Dwz. een uitdrukking eigen aan de taal.


----------



## eno2

YellowOnline said:


> Het probleem is eenvoudigweg dat er geen equivalent voor 'gunnen' is in het Engels.


 Inderdaad. Vertaling gaat dan ook alle kanten op.

Mijn probleem nu:
<Voor wat mij betreft, het Presidentschap is haar gegund, als ze zich opnieuw kandidaat stelt.>

Mijn N-E woordenboek helpt niet. Grant, not envy, welcome to it 

Eventueel zou ik toch nog kunnen terugvallen op:
<As for me, I would welcome her to become President, if she ran for office again.>

But welcome is  stronger  and more 'enthusiastic than 'gunnen'.  It's not exactly how I would  express my feeling.


----------



## ThomasK

INteressante opmerking, maar het is misschien iets sterker, of beter: _welcoming_ impliceert in mijn ogen dat ik dat best zou kunnen verdragen, maar "ik gun haar haar presidentschap" bekijkt veel meer vanuit haar standpunt. Het kan zelfs kritisch zijn: "she can have it", met de achterliggende gedachte dat het mij niet interesseer, dat het mij zelfs niet bevalt. Toch?


----------



## eno2

Alleen ironisch. Je kan alles ironiseren. Mij klinkt 'gunnen' gewoon zwakker als bijval dan 'welcome'.


----------



## ThomasK

Zoiets bedoelde ik ook, door te wijzen op het veranderde perspectief: welcome ik, gunnen zij/hij...


----------



## eno2

eno2 said:


> .  It's not exactly how I would  express my feeling.
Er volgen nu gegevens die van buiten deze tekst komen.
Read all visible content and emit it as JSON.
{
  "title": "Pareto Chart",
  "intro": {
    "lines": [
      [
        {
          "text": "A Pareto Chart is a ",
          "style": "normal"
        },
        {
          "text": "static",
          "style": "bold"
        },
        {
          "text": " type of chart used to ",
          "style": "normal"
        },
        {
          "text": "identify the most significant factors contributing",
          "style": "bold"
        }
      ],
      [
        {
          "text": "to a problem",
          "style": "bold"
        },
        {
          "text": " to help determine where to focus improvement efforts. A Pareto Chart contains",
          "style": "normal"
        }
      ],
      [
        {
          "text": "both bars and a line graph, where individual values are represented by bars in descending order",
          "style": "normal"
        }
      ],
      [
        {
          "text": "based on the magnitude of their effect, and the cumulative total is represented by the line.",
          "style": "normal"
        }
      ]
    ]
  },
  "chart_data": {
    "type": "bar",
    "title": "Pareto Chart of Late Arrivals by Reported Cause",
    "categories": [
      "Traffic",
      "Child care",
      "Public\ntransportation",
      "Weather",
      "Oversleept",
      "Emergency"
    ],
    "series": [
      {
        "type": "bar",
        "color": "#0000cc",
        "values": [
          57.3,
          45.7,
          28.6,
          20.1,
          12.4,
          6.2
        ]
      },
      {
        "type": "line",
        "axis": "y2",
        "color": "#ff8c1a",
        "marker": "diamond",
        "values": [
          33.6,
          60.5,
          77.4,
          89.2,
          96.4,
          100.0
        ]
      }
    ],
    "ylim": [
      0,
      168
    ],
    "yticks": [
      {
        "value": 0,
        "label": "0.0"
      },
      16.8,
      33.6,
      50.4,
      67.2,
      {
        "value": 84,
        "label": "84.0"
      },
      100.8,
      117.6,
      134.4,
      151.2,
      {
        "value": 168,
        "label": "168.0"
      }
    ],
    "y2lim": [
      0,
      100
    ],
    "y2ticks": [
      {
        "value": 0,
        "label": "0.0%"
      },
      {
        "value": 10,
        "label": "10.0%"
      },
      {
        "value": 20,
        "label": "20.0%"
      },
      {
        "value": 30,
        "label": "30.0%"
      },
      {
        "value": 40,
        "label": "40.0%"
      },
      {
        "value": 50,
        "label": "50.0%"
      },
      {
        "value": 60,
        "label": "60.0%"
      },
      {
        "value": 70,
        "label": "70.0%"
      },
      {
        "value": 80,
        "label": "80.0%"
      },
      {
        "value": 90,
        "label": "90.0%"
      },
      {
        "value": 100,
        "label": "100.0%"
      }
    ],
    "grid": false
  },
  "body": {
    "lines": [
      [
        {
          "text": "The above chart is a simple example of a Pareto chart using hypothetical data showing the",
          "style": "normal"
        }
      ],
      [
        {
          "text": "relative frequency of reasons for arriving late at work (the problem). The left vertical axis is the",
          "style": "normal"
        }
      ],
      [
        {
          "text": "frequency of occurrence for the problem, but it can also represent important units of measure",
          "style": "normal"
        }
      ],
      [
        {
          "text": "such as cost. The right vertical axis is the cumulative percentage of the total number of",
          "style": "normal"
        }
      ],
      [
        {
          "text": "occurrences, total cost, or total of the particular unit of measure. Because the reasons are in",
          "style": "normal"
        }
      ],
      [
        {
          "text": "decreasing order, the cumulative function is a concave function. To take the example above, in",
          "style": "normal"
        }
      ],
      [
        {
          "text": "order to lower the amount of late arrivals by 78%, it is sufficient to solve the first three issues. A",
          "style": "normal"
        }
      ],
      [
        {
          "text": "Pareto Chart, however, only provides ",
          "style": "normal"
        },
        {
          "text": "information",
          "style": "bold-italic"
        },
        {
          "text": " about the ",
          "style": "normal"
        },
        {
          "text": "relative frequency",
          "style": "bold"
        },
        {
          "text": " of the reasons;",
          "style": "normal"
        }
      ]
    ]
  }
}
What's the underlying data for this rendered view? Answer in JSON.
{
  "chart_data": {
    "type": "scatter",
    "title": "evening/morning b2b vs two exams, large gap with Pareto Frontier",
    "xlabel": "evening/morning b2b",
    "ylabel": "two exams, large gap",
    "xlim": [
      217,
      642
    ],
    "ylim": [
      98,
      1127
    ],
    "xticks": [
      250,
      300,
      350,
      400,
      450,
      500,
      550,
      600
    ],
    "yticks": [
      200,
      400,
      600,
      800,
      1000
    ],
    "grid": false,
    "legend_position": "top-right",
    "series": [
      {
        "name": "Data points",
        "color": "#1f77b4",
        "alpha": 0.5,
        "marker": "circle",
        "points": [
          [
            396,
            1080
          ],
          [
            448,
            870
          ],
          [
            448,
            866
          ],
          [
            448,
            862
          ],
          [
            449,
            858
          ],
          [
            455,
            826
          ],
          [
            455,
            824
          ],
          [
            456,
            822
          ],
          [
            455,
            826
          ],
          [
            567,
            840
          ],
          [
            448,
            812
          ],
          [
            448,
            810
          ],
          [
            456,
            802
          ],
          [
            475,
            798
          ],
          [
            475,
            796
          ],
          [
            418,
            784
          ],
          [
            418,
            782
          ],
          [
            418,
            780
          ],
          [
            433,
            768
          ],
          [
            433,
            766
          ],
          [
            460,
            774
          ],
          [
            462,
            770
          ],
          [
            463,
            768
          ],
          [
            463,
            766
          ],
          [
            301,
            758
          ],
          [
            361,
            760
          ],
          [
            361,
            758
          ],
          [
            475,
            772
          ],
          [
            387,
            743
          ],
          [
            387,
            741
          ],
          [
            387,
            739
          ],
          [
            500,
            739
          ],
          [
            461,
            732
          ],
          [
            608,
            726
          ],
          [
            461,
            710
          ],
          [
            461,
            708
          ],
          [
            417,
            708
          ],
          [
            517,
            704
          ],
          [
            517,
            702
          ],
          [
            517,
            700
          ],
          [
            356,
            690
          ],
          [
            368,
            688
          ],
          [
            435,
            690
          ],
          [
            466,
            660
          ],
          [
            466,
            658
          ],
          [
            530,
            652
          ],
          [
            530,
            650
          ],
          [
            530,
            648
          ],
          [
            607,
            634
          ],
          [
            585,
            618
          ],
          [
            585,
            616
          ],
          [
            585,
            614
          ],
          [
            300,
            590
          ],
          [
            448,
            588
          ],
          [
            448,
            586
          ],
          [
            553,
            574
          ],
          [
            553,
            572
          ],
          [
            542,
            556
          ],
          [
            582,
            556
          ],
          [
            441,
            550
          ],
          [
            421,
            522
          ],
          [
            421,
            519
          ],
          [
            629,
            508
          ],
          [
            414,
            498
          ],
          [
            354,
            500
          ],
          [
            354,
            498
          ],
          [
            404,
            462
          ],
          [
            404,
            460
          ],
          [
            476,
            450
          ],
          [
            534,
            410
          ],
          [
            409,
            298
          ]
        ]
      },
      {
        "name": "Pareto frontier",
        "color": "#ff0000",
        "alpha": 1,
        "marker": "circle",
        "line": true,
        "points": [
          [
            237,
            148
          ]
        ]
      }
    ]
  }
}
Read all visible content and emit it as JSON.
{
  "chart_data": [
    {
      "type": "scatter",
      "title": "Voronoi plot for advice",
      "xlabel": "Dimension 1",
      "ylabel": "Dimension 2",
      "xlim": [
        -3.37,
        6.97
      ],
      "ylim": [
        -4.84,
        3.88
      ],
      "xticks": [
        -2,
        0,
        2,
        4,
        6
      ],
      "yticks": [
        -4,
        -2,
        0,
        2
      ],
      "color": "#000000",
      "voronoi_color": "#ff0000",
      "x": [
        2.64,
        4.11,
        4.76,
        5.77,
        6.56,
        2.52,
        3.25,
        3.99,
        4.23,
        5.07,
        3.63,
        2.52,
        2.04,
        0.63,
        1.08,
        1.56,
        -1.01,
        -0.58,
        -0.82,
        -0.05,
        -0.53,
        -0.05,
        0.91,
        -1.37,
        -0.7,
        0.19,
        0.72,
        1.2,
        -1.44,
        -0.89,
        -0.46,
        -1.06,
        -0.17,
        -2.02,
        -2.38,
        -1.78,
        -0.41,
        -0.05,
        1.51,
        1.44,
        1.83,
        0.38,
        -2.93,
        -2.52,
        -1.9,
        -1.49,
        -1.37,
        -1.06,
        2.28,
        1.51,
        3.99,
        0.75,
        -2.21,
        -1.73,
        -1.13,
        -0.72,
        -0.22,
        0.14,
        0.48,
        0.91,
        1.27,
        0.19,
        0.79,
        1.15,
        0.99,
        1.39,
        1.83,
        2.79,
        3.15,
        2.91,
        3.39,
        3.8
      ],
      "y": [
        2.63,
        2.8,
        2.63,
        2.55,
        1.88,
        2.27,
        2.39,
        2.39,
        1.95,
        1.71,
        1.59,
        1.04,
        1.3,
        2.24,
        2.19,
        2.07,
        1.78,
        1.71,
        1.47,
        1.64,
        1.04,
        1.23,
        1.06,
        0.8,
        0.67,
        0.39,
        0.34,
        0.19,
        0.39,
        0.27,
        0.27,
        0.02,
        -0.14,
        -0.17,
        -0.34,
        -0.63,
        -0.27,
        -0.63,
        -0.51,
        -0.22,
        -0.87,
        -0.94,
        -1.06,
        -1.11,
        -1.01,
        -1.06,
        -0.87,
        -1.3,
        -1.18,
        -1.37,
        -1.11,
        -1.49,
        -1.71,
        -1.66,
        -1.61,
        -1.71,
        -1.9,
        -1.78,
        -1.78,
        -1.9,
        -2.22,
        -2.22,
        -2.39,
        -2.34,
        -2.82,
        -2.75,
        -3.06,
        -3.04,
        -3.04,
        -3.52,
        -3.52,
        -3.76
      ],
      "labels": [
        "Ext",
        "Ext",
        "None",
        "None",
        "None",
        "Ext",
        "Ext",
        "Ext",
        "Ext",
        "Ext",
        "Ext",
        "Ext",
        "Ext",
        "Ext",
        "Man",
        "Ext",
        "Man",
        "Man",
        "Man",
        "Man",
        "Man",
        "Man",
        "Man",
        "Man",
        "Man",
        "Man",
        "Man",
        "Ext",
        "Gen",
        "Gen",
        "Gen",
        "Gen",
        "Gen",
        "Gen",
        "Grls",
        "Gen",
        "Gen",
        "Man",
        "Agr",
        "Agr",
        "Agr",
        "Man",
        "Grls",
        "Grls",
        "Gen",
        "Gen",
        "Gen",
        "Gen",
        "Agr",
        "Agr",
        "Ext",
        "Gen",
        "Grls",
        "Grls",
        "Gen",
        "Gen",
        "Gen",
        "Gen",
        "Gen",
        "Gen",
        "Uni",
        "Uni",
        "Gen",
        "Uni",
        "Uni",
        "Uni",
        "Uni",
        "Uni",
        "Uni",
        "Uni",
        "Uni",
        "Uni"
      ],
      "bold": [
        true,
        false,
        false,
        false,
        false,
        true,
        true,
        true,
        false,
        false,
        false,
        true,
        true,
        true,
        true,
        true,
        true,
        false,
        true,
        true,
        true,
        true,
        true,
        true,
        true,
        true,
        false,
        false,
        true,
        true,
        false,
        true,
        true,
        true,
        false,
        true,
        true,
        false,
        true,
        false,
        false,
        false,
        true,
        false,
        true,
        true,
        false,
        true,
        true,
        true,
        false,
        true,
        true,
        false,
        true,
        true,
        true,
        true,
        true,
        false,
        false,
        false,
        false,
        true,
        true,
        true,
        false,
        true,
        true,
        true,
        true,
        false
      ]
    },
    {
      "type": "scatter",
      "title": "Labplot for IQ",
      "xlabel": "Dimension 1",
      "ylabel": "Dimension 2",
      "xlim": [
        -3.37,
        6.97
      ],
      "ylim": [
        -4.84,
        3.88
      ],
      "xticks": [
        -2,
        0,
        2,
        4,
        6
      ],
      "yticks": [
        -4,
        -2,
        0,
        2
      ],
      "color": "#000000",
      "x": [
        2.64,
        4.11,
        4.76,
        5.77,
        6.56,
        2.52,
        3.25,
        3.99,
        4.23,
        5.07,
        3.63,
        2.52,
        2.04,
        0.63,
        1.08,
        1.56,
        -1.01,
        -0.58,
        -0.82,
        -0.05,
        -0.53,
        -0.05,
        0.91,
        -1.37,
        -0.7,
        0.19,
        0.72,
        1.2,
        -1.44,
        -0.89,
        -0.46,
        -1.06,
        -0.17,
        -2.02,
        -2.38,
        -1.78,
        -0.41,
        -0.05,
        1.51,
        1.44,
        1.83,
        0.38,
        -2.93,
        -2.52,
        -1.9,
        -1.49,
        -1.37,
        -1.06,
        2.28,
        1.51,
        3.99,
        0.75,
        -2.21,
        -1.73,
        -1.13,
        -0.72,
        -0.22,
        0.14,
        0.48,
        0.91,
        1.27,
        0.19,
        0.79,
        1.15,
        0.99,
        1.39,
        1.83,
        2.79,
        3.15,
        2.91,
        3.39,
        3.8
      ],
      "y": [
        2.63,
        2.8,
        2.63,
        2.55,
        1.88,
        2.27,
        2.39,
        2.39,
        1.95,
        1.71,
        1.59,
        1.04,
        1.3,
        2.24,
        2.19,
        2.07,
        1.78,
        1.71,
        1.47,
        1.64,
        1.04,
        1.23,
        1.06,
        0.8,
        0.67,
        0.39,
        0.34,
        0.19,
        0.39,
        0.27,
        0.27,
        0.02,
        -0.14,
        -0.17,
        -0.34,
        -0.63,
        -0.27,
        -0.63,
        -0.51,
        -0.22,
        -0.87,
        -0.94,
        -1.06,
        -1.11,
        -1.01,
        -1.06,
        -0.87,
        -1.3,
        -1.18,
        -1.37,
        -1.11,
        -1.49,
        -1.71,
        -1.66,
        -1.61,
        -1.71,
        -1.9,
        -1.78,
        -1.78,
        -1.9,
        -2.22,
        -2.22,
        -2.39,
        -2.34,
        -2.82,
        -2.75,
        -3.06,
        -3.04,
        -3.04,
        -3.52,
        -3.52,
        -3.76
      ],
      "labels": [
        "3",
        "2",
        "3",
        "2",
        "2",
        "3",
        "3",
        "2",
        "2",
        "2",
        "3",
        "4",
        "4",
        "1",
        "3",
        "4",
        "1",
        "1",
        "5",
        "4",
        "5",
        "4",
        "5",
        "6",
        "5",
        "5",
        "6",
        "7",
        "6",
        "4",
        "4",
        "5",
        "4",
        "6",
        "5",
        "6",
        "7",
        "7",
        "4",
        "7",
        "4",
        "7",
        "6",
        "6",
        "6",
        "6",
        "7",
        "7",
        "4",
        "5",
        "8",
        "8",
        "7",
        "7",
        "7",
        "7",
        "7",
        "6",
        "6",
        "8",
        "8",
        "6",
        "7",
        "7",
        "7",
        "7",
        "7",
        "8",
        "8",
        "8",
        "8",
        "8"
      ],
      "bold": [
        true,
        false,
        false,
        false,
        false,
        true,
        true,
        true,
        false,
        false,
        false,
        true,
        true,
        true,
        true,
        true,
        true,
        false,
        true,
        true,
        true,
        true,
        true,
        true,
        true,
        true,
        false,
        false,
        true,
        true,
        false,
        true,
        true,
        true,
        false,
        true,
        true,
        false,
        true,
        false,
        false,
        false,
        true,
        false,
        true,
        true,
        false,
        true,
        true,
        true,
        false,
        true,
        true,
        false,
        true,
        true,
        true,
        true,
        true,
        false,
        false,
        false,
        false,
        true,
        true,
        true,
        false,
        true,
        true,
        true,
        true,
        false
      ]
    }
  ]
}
 I would rather say: acquiesce, in that context. (late discovery)



bibibiben said:


> Hoewel _gunnen _in de betekenis van _zonder afgunst/nijd/spijt zien dat een ander iets heeft_ in het Engels* zelden in één werkwoord te vangen *is, zijn er toch tal van alternatieve constructies voorhanden.


Ik denk dat 'acquiesce' het doet.


----------